Le Document stipule que tout Palestinien surpris à vendre une maison ou un terrain à des juifs sera considéré comme « sorti des rangs de la nation et traître à Allah et à son prophète ». Ceux qui défient l'interdiction poursuit le Document, seront privés de prières à la mosquée le jour de leur décès et ne pourront être enterrés dans un cimetière islamique. Les familles ont demandé à l'Autorité palestinienne et à d'autres factions et institutions palestiniennes de prendre toutes les mesures pour « chasser les collaborateurs et ceux qui les protègent, les dénoncer publiquement et leur faire honte, indépendamment de leur influence et de la position qu'ils occupent ».
Mustafa Abu Zahra, éminent homme d'affaires palestinien de Jérusalem et l'un des rédacteurs du Document, a appelé l'Autorité palestinienne à « dissuader » toute personne qui envisage de vendre ou de faciliter la vente de biens Arabes à des juifs.
Najeh Bkeirat, un responsable palestinien qui a joué un rôle dans la rédaction du Document, affirme qu'Israël cherche à « vider la vieille ville de Jérusalem de ses habitants indigènes comme il le fait déjà à Haïfa, Jaffa et Acre ».
Cette nouvelle campagne contre les vendeurs de biens immobiliers aux juifs est aussi un avertissement aux dirigeants palestiniens : le premier qui signera un accord de paix assorti d'un compromis territorial avec Israël n'aura fait que fournir les clous de son cercueil. Les enjeux sont très, très élevés : on ne parle de rien moins que trahir Allah et son Prophète Mahomet.

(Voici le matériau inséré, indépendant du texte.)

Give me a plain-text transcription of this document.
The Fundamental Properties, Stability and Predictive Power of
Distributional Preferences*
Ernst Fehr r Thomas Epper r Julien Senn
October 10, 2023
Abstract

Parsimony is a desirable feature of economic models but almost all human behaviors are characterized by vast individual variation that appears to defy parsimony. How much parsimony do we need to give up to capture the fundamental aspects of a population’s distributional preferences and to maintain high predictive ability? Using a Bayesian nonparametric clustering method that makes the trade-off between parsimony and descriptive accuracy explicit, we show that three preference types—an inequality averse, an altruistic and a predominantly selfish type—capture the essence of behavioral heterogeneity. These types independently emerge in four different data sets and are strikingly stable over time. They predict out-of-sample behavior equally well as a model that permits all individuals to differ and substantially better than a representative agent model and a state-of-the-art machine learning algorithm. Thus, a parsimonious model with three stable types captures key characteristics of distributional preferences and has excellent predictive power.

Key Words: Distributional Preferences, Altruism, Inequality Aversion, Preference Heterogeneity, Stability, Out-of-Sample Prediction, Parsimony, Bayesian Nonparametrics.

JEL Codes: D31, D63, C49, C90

« Le Document avertit l'Autorité palestinienne et ses négociateurs de la ligne à suivre : ne pas céder un grain de la terre de Jérusalem, ni du sol de la Palestine », a expliqué le chroniqueur palestinien Ghassan Mustafa Al-Shami. « Le Document adresse également un message à toutes les factions nationales palestiniennes : à eux de prendre les mesures qui conviennent pour traquer quiconque ose même imaginer vendre un terrain ou une maison à Jérusalem et en Cisjordanie, et les juger pour trahison ».
Au final, cette campagne affaiblit considérablement la vieille accusation des Palestiniens contre ces juifs qui « saisissent illégalement » des maisons et des terres appartenant aux Arabes de Jérusalem. Plutôt qu'une expropriation illégale, les Juifs semblent avoir payé en espèces sonnantes et trébuchantes des vendeurs arabes consentants. En donnant sa bénédiction à cette campagne, la direction de l'Autorité palestinienne fait plus que se tirer une balle dans le pied, c'est sa propre tête qu'elle place au bout du canon.
Khaled Abu Toameh est un journaliste plusieurs fois primé pour son travail. Il est basé à Jérusalem.